Here is the share in all it's glory! This is quite a bit of food and frankly, should last the average family of four well past one Christmas Dinner. Everything in the share with the exception of the apples, cider, carrots and parsnips are from our root cellar and were harvested this fall. The carrots and parsnips were dug from the snow covered earth just last week. Everything can be stored in the root cellar at your home with the exception of the cider (unless you want vinegar) which should go in the fridge or freezer (if you want to drink it later [don't forget to take out about a cup or two to leave room for expansion]).
Some notes about a few things in the share:
The potatoes all represent different methods of culinary preparation.

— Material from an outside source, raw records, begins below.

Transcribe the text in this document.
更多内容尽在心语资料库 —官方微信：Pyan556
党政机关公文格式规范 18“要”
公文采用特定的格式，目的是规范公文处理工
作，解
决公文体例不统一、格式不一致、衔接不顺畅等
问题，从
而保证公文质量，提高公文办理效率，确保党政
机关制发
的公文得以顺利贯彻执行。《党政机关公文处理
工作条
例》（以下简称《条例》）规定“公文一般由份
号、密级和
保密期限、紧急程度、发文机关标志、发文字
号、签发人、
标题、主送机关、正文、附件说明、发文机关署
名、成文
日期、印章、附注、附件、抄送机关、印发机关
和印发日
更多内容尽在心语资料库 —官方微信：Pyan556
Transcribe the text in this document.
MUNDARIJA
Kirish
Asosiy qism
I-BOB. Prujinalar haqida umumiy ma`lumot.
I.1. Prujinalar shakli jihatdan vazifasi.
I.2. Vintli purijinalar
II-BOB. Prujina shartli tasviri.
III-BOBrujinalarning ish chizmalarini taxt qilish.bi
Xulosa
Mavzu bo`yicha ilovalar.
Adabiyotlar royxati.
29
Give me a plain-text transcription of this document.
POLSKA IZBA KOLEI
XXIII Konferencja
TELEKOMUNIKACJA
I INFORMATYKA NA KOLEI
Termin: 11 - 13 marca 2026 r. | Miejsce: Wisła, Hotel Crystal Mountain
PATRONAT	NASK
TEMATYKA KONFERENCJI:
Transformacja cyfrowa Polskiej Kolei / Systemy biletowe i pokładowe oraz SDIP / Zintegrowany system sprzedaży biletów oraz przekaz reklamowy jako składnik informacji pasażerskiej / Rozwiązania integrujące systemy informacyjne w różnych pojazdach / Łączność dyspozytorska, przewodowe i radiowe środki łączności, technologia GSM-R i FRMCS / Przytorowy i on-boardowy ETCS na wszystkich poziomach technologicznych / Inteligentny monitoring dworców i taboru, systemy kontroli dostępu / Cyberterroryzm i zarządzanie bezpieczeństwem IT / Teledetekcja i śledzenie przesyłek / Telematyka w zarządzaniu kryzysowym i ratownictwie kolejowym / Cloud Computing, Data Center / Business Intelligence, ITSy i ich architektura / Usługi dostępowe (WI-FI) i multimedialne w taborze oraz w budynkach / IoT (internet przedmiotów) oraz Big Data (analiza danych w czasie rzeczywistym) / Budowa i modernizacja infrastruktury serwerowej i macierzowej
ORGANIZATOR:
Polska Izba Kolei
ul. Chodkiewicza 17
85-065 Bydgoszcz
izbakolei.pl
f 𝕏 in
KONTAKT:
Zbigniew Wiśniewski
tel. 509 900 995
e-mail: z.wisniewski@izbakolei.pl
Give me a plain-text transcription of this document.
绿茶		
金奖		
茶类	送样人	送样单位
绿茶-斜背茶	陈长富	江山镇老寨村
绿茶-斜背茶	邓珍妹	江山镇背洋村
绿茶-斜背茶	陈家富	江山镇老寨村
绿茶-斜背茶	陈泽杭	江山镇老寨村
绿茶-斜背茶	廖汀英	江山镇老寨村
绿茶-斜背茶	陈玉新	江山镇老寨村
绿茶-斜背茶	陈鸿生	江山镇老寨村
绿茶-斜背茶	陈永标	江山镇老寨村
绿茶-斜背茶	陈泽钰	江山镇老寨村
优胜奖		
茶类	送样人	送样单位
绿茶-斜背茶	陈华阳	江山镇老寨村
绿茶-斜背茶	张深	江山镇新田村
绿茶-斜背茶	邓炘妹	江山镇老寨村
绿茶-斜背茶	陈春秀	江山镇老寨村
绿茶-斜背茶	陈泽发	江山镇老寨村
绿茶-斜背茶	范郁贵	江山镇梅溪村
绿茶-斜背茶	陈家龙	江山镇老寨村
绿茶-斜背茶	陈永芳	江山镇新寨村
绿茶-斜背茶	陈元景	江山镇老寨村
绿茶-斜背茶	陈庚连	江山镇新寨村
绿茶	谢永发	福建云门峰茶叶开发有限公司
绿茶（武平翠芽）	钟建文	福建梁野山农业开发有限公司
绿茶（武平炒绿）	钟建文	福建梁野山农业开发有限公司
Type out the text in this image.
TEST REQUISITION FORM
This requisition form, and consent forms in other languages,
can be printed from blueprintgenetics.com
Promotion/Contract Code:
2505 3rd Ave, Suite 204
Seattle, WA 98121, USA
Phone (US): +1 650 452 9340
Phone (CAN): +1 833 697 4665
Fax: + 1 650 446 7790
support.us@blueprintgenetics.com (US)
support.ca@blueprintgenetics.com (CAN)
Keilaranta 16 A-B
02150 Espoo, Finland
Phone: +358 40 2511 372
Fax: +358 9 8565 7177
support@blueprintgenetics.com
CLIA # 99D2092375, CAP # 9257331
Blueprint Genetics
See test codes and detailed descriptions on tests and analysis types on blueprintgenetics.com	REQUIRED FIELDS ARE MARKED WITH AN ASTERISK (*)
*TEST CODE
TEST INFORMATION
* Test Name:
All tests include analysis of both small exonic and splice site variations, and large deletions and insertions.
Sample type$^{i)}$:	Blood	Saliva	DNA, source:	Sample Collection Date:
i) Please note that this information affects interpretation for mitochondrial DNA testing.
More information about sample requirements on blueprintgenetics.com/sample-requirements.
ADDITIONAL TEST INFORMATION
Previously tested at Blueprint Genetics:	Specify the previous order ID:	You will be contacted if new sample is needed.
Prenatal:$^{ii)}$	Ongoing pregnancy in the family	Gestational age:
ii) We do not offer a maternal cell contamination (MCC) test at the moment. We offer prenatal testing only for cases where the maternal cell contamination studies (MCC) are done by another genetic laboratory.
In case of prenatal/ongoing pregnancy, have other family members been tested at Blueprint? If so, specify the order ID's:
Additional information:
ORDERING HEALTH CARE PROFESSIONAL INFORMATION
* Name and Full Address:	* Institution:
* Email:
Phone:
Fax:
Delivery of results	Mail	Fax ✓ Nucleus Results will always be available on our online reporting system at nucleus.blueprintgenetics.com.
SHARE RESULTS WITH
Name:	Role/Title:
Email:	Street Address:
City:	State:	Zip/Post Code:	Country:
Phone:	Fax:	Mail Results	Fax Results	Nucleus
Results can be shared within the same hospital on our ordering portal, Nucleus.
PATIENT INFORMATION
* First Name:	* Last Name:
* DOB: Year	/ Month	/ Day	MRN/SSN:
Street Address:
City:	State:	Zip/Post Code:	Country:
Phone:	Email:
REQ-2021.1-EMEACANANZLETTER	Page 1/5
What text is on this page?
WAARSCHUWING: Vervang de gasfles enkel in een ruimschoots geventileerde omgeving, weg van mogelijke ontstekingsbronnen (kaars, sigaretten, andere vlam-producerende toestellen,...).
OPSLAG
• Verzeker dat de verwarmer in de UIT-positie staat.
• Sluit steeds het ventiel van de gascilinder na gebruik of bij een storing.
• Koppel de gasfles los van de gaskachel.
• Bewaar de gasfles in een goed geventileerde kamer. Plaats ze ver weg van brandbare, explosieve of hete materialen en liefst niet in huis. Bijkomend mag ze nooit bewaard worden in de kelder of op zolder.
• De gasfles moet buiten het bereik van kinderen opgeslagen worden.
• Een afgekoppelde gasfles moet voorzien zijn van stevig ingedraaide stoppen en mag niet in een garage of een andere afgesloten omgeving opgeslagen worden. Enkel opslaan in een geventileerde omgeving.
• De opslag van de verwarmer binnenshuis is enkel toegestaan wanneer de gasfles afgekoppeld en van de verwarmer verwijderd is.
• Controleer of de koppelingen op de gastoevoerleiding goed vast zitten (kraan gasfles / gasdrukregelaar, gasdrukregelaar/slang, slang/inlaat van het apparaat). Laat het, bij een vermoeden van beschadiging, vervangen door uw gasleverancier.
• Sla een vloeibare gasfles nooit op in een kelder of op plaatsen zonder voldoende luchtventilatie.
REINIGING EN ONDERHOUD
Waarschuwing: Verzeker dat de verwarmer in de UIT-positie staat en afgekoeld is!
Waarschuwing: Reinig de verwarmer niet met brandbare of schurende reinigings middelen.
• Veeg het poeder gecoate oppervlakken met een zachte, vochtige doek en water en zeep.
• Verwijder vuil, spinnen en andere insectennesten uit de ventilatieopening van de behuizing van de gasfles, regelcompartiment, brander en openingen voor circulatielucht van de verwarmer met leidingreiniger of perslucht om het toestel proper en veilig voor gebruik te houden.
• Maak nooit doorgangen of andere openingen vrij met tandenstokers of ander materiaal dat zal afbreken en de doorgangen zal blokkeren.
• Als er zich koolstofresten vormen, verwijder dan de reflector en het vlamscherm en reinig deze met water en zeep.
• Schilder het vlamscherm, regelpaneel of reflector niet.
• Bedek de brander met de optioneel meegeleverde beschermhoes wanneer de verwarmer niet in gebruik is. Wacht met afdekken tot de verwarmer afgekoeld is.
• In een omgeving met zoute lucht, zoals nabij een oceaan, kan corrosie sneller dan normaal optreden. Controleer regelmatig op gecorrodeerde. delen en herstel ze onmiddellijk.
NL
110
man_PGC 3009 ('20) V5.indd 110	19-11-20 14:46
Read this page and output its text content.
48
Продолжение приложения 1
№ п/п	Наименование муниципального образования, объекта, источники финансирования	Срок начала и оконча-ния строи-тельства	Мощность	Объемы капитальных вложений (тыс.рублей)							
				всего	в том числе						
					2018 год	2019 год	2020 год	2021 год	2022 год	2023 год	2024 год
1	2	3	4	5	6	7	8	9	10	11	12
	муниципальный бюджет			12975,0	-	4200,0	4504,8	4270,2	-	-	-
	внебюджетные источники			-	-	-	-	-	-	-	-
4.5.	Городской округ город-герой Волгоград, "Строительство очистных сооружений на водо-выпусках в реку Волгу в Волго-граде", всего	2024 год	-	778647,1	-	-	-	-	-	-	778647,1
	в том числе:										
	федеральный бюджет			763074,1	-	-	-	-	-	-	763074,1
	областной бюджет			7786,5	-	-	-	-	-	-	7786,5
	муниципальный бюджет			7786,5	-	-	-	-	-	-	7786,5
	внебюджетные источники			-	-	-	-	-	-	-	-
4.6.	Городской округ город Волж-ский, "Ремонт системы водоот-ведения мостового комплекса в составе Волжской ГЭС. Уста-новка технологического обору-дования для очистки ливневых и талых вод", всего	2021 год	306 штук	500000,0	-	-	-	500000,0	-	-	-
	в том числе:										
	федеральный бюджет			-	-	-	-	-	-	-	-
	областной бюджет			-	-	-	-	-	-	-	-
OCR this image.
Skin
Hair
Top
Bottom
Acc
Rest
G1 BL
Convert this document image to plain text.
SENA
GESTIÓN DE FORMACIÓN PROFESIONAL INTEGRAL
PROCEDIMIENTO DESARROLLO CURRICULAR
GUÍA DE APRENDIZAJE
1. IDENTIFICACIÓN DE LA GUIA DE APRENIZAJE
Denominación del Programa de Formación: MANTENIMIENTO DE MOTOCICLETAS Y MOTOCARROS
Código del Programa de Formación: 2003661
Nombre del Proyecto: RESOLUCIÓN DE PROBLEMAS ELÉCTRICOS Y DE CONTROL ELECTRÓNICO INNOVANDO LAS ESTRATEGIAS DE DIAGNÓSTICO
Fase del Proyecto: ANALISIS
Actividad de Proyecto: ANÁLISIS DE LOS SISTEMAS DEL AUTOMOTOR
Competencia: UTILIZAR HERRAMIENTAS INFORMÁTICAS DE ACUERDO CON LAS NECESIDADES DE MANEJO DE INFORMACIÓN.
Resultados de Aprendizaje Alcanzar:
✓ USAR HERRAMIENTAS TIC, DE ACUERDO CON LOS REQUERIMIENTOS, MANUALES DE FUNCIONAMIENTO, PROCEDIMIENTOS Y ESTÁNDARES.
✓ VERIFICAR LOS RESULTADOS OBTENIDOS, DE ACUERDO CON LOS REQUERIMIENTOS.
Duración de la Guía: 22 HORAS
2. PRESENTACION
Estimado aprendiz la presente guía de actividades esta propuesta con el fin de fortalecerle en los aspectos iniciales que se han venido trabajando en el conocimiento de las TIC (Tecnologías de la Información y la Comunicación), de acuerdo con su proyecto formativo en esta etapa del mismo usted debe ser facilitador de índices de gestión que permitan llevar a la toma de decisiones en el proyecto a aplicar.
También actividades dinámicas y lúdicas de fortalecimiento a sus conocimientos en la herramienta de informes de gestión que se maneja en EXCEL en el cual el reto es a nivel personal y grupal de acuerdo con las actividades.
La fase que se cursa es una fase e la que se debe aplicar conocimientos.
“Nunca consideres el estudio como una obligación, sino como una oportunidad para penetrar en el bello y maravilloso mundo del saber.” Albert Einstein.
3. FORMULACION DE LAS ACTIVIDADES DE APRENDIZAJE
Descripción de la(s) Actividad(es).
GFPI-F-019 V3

The Keuka Gold (which are the small gold ones on the bottom of the bage) and Red Norland potatoes are best for boiling or roasting as they are small and tender. The Kennebec (the larger yellow ones in the middle) are a great baking potato and the Buttes (the dark brown, long narrow tubers) are a russet. This makes them good for french fries or frying in general.
Parsnips are one of those root crops that really should be grown and eaten by the majority of the people in Maine. They are extremely hardy. I have the majority of mine in the garden still, under the snow and will harvest them next spring when they will be sweeter for the cold and snow. A great idea for cooking parsnips is to put them in a pie. There is a great recipe in the Fedco Seeds 2009 catalog but you should be able to find one on the internet by searching 'parsnip pie'. I don't recommend eating them raw as they are quite an acquired taste that way.
The Hubbard squash is a very large variety. The 'skin' as it were is actually more like a suit of armor. Cutting into it is not for the weak at heart. Make sure you are careful and have a big knife and lots of elbow grease.
Other than that everything is self explanatory. I hope you enjoy and that everyone has a safe, happy and local food holiday.